La tassazione dei premi di produttività, in presenza di alcuni specifici requisiti, è fissata al 10%: come cambia la detassazione? Il decreto di attuazione della riforma fiscale non arriva sul tavolo del Consiglio dei Ministri.
Nonostante ciò, stando alle prime anticipazioni è previsto un restyling e per il 2025 si fa largo l’ipotesi di un accesso più ampio.
Oggi, l’imposta agevolata viene applicata in relazione al periodo in cui matura l’incremento di produttività. Con le modifiche previste per il 2025, si dovrebbe intervenire su due fronti: sugli accordi da prendere, che diventeranno più flessibili, e sull’aliquota di tassazione raddoppiata.
Quando un’azienda, durante il corso dell’anno, ottiene performance migliori aumentando i guadagni o, semplicemente, diventando più efficiente può riconoscere ai dipendenti somme a titolo di gratifica.
I premi di produttività o premi di produzione costituiscono elementi integrativi della normale retribuzione di base. Sostanzialmente, consistono in veri e propri compensi aggiuntivi. Il lavoratore può scegliere se ricevere il premio in busta paga e non concorre alla formazione di reddito da lavoro dipendente.
Il loro ammontare e gli stessi criteri di calcolo sono variabili da azienda ad azienda. Vengono pattuiti nell’ambito di ciascuna realtà aziendale grazie all’intervento della contrattazione. Si tratta di veri e propri riconoscimenti per i risultati ottenuti.
Dal punto di vista fiscale, il riferimento normativo è la Legge di Stabilità del 2016. È prevista una tassazione ridotta, agevolata, per le somme fino a 3000 euro erogate ai lavoratori dipendenti, in generale, come premi di risultato di:
Lo stesso trattamento è previsto per le somme erogate sotto forma di partecipazione agli utili dell’impresa.

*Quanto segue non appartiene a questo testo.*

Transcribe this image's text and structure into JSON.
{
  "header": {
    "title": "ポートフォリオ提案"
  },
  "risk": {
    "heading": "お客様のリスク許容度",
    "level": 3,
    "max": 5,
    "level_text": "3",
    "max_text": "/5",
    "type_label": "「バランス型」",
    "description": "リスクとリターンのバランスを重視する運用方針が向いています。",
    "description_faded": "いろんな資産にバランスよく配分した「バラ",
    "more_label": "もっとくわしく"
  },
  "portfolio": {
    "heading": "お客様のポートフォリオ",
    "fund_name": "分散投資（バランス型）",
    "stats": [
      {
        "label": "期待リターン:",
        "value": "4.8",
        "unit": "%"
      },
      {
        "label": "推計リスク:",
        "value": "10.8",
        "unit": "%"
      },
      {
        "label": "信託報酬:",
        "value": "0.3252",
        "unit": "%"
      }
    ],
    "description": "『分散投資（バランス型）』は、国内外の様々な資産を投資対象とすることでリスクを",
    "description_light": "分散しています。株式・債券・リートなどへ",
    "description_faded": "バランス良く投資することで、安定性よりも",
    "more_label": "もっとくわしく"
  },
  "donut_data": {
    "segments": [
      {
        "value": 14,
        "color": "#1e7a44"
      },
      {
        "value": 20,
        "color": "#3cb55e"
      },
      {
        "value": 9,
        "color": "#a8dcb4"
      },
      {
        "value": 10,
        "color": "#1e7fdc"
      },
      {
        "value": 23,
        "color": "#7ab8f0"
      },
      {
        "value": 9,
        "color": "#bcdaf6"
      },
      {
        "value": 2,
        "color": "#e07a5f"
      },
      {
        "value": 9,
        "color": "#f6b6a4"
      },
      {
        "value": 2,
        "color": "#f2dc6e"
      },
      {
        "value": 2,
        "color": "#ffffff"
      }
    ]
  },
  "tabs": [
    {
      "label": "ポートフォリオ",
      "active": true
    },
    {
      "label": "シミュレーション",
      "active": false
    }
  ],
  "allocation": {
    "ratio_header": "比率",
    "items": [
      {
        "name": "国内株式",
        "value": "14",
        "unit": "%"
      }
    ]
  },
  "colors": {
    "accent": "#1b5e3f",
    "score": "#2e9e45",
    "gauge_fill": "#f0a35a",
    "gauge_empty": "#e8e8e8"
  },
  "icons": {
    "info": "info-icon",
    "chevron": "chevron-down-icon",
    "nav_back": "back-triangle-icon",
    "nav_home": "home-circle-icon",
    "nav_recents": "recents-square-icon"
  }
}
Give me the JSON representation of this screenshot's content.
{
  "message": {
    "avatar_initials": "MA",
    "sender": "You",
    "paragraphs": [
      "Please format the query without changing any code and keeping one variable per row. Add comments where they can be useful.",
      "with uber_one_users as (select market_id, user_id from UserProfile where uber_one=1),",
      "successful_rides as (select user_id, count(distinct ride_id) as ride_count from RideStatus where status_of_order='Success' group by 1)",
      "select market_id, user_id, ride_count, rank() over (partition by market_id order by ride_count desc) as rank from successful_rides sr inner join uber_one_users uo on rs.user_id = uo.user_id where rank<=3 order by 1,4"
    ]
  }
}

Se si supera il tetto massimo, scatta la tassazione ordinaria sulla parte eccedente. Ma oltre al tetto massimo, è previsto anche un massimale di reddito per il dipendente che non può superare gli 80.000 euro.
Le condizioni di accesso alla detassazione non hanno subito modifiche, ma nelle ultime due manovre finanziarie l’aliquota è stata ridotta dal 10% al 5%.

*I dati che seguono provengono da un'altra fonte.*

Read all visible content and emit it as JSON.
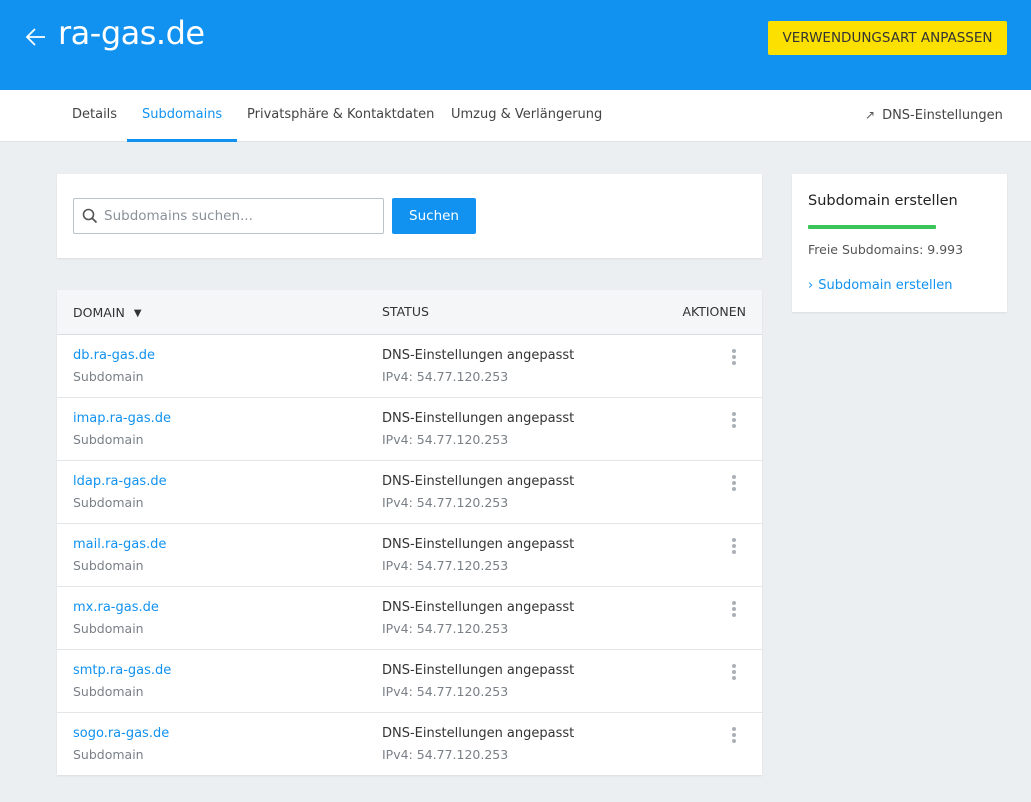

Come abbiamo anticipato, con il nuovo decreto si profila un ritorno alla percentuale più alta, ma con l’applicazione di nuove regole.
Inoltre, i risultati dovranno essere verificabili e misurabili, solo e esclusivamente, sulla base di criteri definiti dalla contrattazione collettiva e riferibili al datore di lavoro.

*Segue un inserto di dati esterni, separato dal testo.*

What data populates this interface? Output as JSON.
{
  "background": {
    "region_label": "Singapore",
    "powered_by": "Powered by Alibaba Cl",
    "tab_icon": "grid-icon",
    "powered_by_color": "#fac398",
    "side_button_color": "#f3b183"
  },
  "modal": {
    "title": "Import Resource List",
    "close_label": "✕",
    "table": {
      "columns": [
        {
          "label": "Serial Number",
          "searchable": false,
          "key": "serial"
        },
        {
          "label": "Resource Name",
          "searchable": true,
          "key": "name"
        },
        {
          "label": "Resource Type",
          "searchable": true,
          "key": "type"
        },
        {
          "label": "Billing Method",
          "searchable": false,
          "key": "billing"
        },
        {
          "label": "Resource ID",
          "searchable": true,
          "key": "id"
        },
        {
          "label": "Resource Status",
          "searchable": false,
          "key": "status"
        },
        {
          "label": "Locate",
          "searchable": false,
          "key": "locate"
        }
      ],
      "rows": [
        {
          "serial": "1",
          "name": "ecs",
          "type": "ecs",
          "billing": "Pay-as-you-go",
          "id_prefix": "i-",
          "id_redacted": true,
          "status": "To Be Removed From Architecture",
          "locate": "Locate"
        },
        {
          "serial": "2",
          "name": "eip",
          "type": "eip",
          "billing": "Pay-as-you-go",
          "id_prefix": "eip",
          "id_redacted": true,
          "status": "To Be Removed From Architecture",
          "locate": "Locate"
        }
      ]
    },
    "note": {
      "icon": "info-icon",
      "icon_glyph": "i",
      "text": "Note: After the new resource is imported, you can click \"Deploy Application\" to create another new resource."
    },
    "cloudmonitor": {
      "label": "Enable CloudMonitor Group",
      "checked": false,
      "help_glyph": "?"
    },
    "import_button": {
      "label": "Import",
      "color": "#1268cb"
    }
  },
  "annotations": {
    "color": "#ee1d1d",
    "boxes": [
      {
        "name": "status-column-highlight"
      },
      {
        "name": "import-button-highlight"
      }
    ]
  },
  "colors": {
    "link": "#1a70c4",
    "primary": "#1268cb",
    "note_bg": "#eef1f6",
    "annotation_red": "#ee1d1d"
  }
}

Per quanto riguarda l’applicazione dei premi di produttività, ci si può riferire agli accordi territoriali compatibili con l’attività svolta, solo qualora manchi la rappresentanza sindacale.
Quindi, la detassazione spetta comunque, anche in mancanza di rappresentanze aziendali. Come ha precisato l’Agenzia delle entrate, con l’interpello n. 176/2021, in mancanza di rappresentanze sindacali è opportuno recepire il contratto territoriale di settore.
I lavoratori devono ricevere la comunicazione del contratto aziendale in forma scritta. Entro 30 giorni dalla sottoscrizione, l’azienda è tenuta a depositarlo con la dichiarazione di conformità.
Intanto, è bene precisare che l’aliquota agevolata non si applica in maniera indiscriminata, ma è accessibile solo dai lavoratori dipendenti del settore privato che hanno un reddito fino a 80.000 euro.
Alcune delle novità previste per il 2025 si soffermano proprio sui limiti di applicazione. In base alle prime anticipazioni, l’aliquota di detassazione dei primi di produttività salirà, nuovamente, al 10%.
Gli indicatori per la misura dei risultati potranno prevedere criteri di responsabilità sociale e sostenibilità ambientale.
In aggiunta ai suddetti, in riferimento agli accordi, l’applicazione del requisito dovrebbe divenire molto più flessibile e si prevede la sua estensione anche ai contratti territoriali di settore.